In discussing this situation with friends and with other residents at my mother’s facility, I was surprised to find that no one knew that there was a high dose vaccine and no one knew that there might be an advantage in taking the high dose vaccine compared to any other vaccine. I also called the Connecticut Department of Health and learned that they and no specific policy on which vaccine long term care facilities in the state should offer. They said that they just go by what the CDC recommends.

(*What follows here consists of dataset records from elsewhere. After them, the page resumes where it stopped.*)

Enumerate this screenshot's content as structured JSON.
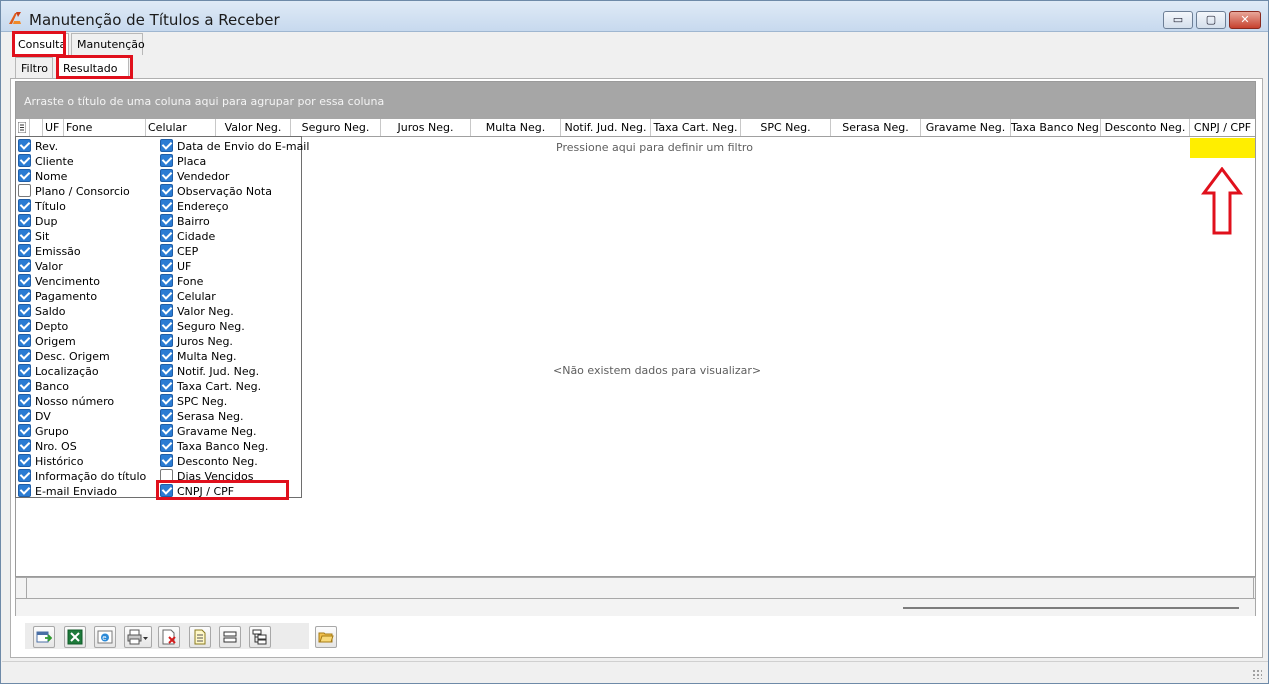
{
  "window": {
    "title": "Manutenção de Títulos a Receber",
    "controls": {
      "minimize": "▭",
      "maximize": "▢",
      "close": "✕"
    }
  },
  "tabs_main": [
    "Consulta",
    "Manutenção"
  ],
  "tabs_sub": [
    "Filtro",
    "Resultado"
  ],
  "grid": {
    "group_prompt": "Arraste o título de uma coluna aqui para agrupar por essa coluna",
    "columns": [
      "UF",
      "Fone",
      "Celular",
      "Valor Neg.",
      "Seguro Neg.",
      "Juros Neg.",
      "Multa Neg.",
      "Notif. Jud. Neg.",
      "Taxa Cart. Neg.",
      "SPC Neg.",
      "Serasa Neg.",
      "Gravame Neg.",
      "Taxa Banco Neg.",
      "Desconto Neg.",
      "CNPJ / CPF"
    ],
    "filter_prompt": "Pressione aqui para definir um filtro",
    "empty_message": "<Não existem dados para visualizar>"
  },
  "column_chooser": {
    "left": [
      {
        "label": "Rev.",
        "checked": true
      },
      {
        "label": "Cliente",
        "checked": true
      },
      {
        "label": "Nome",
        "checked": true
      },
      {
        "label": "Plano / Consorcio",
        "checked": false
      },
      {
        "label": "Título",
        "checked": true
      },
      {
        "label": "Dup",
        "checked": true
      },
      {
        "label": "Sit",
        "checked": true
      },
      {
        "label": "Emissão",
        "checked": true
      },
      {
        "label": "Valor",
        "checked": true
      },
      {
        "label": "Vencimento",
        "checked": true
      },
      {
        "label": "Pagamento",
        "checked": true
      },
      {
        "label": "Saldo",
        "checked": true
      },
      {
        "label": "Depto",
        "checked": true
      },
      {
        "label": "Origem",
        "checked": true
      },
      {
        "label": "Desc. Origem",
        "checked": true
      },
      {
        "label": "Localização",
        "checked": true
      },
      {
        "label": "Banco",
        "checked": true
      },
      {
        "label": "Nosso número",
        "checked": true
      },
      {
        "label": "DV",
        "checked": true
      },
      {
        "label": "Grupo",
        "checked": true
      },
      {
        "label": "Nro. OS",
        "checked": true
      },
      {
        "label": "Histórico",
        "checked": true
      },
      {
        "label": "Informação do título",
        "checked": true
      },
      {
        "label": "E-mail Enviado",
        "checked": true
      }
    ],
    "right": [
      {
        "label": "Data de Envio do E-mail",
        "checked": true
      },
      {
        "label": "Placa",
        "checked": true
      },
      {
        "label": "Vendedor",
        "checked": true
      },
      {
        "label": "Observação Nota",
        "checked": true
      },
      {
        "label": "Endereço",
        "checked": true
      },
      {
        "label": "Bairro",
        "checked": true
      },
      {
        "label": "Cidade",
        "checked": true
      },
      {
        "label": "CEP",
        "checked": true
      },
      {
        "label": "UF",
        "checked": true
      },
      {
        "label": "Fone",
        "checked": true
      },
      {
        "label": "Celular",
        "checked": true
      },
      {
        "label": "Valor Neg.",
        "checked": true
      },
      {
        "label": "Seguro Neg.",
        "checked": true
      },
      {
        "label": "Juros Neg.",
        "checked": true
      },
      {
        "label": "Multa Neg.",
        "checked": true
      },
      {
        "label": "Notif. Jud. Neg.",
        "checked": true
      },
      {
        "label": "Taxa Cart. Neg.",
        "checked": true
      },
      {
        "label": "SPC Neg.",
        "checked": true
      },
      {
        "label": "Serasa Neg.",
        "checked": true
      },
      {
        "label": "Gravame Neg.",
        "checked": true
      },
      {
        "label": "Taxa Banco Neg.",
        "checked": true
      },
      {
        "label": "Desconto Neg.",
        "checked": true
      },
      {
        "label": "Dias Vencidos",
        "checked": false
      },
      {
        "label": "CNPJ / CPF",
        "checked": true
      }
    ]
  },
  "toolbar": {
    "buttons": [
      "export-icon",
      "excel-icon",
      "browser-icon",
      "print-icon",
      "delete-doc-icon",
      "document-icon",
      "collapse-icon",
      "tree-icon",
      "folder-icon"
    ]
  },
  "colors": {
    "highlight_red": "#e0101c",
    "highlight_yellow": "#ffee00",
    "checkbox_blue": "#2b7cd3",
    "group_bar_gray": "#a6a6a6"
  }
}
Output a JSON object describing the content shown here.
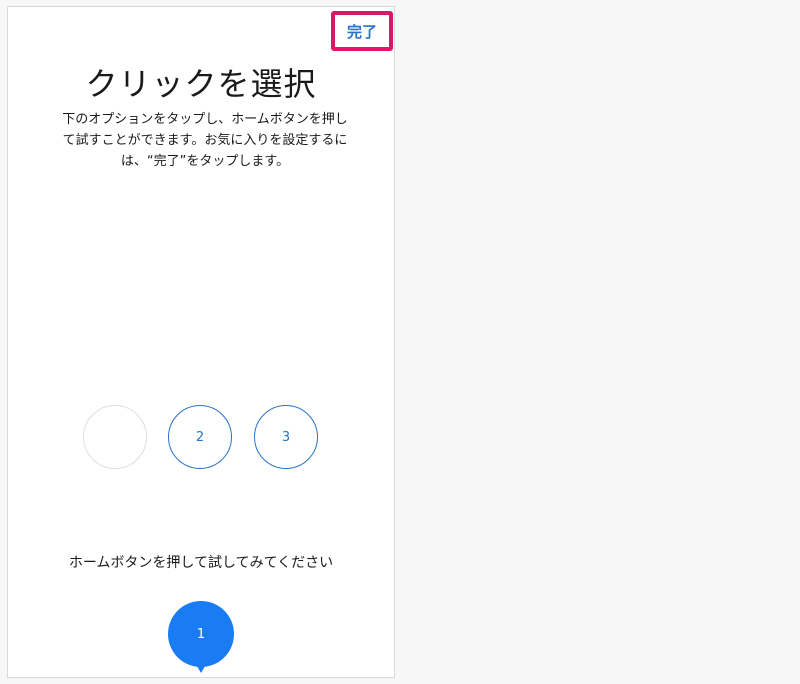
{
  "header": {
    "done_label": "完了"
  },
  "main": {
    "title": "クリックを選択",
    "description": "下のオプションをタップし、ホームボタンを押し\nて試すことができます。お気に入りを設定するに\nは、“完了”をタップします。",
    "options": [
      {
        "label": ""
      },
      {
        "label": "2"
      },
      {
        "label": "3"
      }
    ],
    "instruction": "ホームボタンを押して試してみてください",
    "indicator_label": "1"
  },
  "colors": {
    "accent": "#2a74c8",
    "highlight": "#e0156a",
    "indicator": "#1a7cf5"
  }
}
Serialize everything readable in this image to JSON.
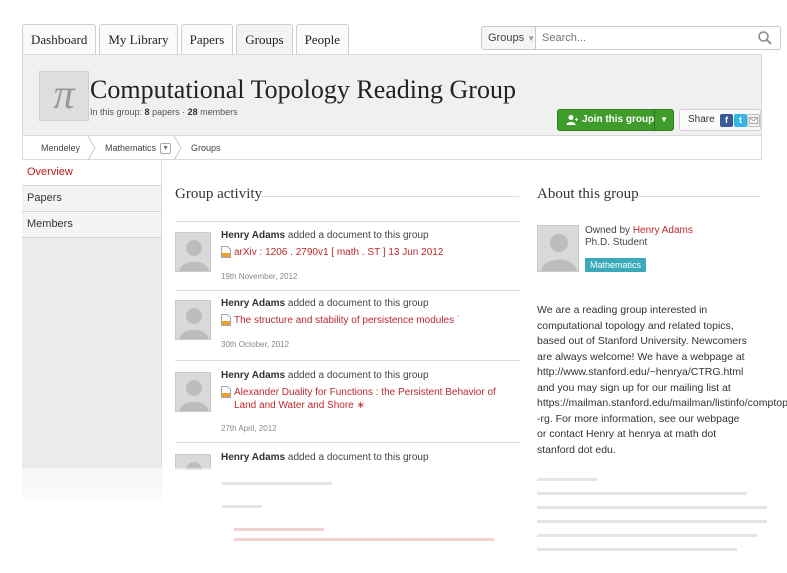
{
  "nav": {
    "tabs": [
      {
        "label": "Dashboard"
      },
      {
        "label": "My Library"
      },
      {
        "label": "Papers"
      },
      {
        "label": "Groups"
      },
      {
        "label": "People"
      }
    ],
    "search_scope": "Groups",
    "search_placeholder": "Search..."
  },
  "group": {
    "title": "Computational Topology Reading Group",
    "icon_glyph": "π",
    "meta_prefix": "In this group:",
    "papers": "8",
    "papers_label": "papers",
    "meta_sep": "·",
    "members": "28",
    "members_label": "members",
    "join_label": "Join this group",
    "share_label": "Share"
  },
  "breadcrumb": {
    "items": [
      "Mendeley",
      "Mathematics",
      "Groups"
    ]
  },
  "sidebar": {
    "items": [
      {
        "label": "Overview"
      },
      {
        "label": "Papers"
      },
      {
        "label": "Members"
      }
    ]
  },
  "activity": {
    "heading": "Group activity",
    "items": [
      {
        "who": "Henry Adams",
        "action": "added a document to this group",
        "doc": "arXiv : 1206 . 2790v1 [ math . ST ] 13 Jun 2012",
        "date": "19th November, 2012"
      },
      {
        "who": "Henry Adams",
        "action": "added a document to this group",
        "doc": "The structure and stability of persistence modules ˙",
        "date": "30th October, 2012"
      },
      {
        "who": "Henry Adams",
        "action": "added a document to this group",
        "doc": "Alexander Duality for Functions : the Persistent Behavior of Land and Water and Shore ∗",
        "date": "27th April, 2012"
      },
      {
        "who": "Henry Adams",
        "action": "added a document to this group"
      }
    ]
  },
  "about": {
    "heading": "About this group",
    "owned_by_label": "Owned by",
    "owner_name": "Henry Adams",
    "owner_role": "Ph.D. Student",
    "tag": "Mathematics",
    "description_lines": [
      "We are a reading group interested in",
      "computational topology and related topics,",
      "based out of Stanford University. Newcomers",
      "are always welcome! We have a webpage at",
      "http://www.stanford.edu/~henrya/CTRG.html",
      "and you may sign up for our mailing list at",
      "https://mailman.stanford.edu/mailman/listinfo/comptop",
      "-rg. For more information, see our webpage",
      "or contact Henry at henrya at math dot",
      "stanford dot edu."
    ]
  },
  "colors": {
    "accent_red": "#c0292b",
    "join_green": "#3f9b2a",
    "tag_teal": "#3aa9b8"
  }
}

And that brings me to the CDC and Advisory Committee for Immunization Practices (APIC). APIC provides recommendations as to which vaccine should be given to which population in what dosage, when and how often. In many cases, these recommendations serve as guidance for insurers for reimbursement policies especially for childhood vaccinations. In considering flu vaccines, the APIC has decided NOT to make a specific “preference” for the high dose flu vaccine for subjects 65 years of age or older. As such, state health departments and providers have no incentive to offer this vaccine. Since procurement costs for the vaccine are higher, they may be reluctant to order the vaccine even though it may be better for their patients and their reimbursement will make up the difference in cost.
I spoke with Dr. Lisa A. Grohskopf who is the CDC’s liaison with the APIC. She explained that there are 13 different influenza vaccines available this season of which two are licensed for use in persons aged 65 years of age and older. They are Fluzone, a high dose killed vaccine, and Flublock, a recombinant flu vaccine also using a higher dose of antigen. Data from various clinical trials are shown in table 3 from this CDC webpage. The best data including a study carried over two seasons and enrolling about 32,000 subjects are those for Fluzone*. The improved efficacy ranges from 22-45% improvement as compared to standard dose vaccines depending on which population you are looking at. The APIC will not provide a specific “preference” for this vaccine because (1) there might be differences across different flu seasons (only two were studied); (2) it was not compared to other high dose or newer adjuvanted vaccines; and (3) it is not clear that the manufacturer would have been able to provide it to a larger popultion. (I did not speak to Sanofi-Pasteur about this). But to me – this reasoning is specious since there was a large randomized trial showing consistent improvements in efficacy across several different analysis populations in two different flu seasons for Fluzone. If the objection is that it should have been compared to other high dose or adjuvanted vaccines – that seems unreasonable. Those other manufacturers should be encouraged to come up with the same kind of data that Sanofi-Pasteur provided in order to get a preference for use in older individuals.
The end result of APIC’s dithering is that no one understands that there is a better vaccine available for older individuals and therefore, that those who need it don’t get it.
*I did not count the study shown in the table from 2009-10 where the virus circulating was not present in the vaccine and therefore no conclusions about the relative efficacy of the vaccine could be drawn.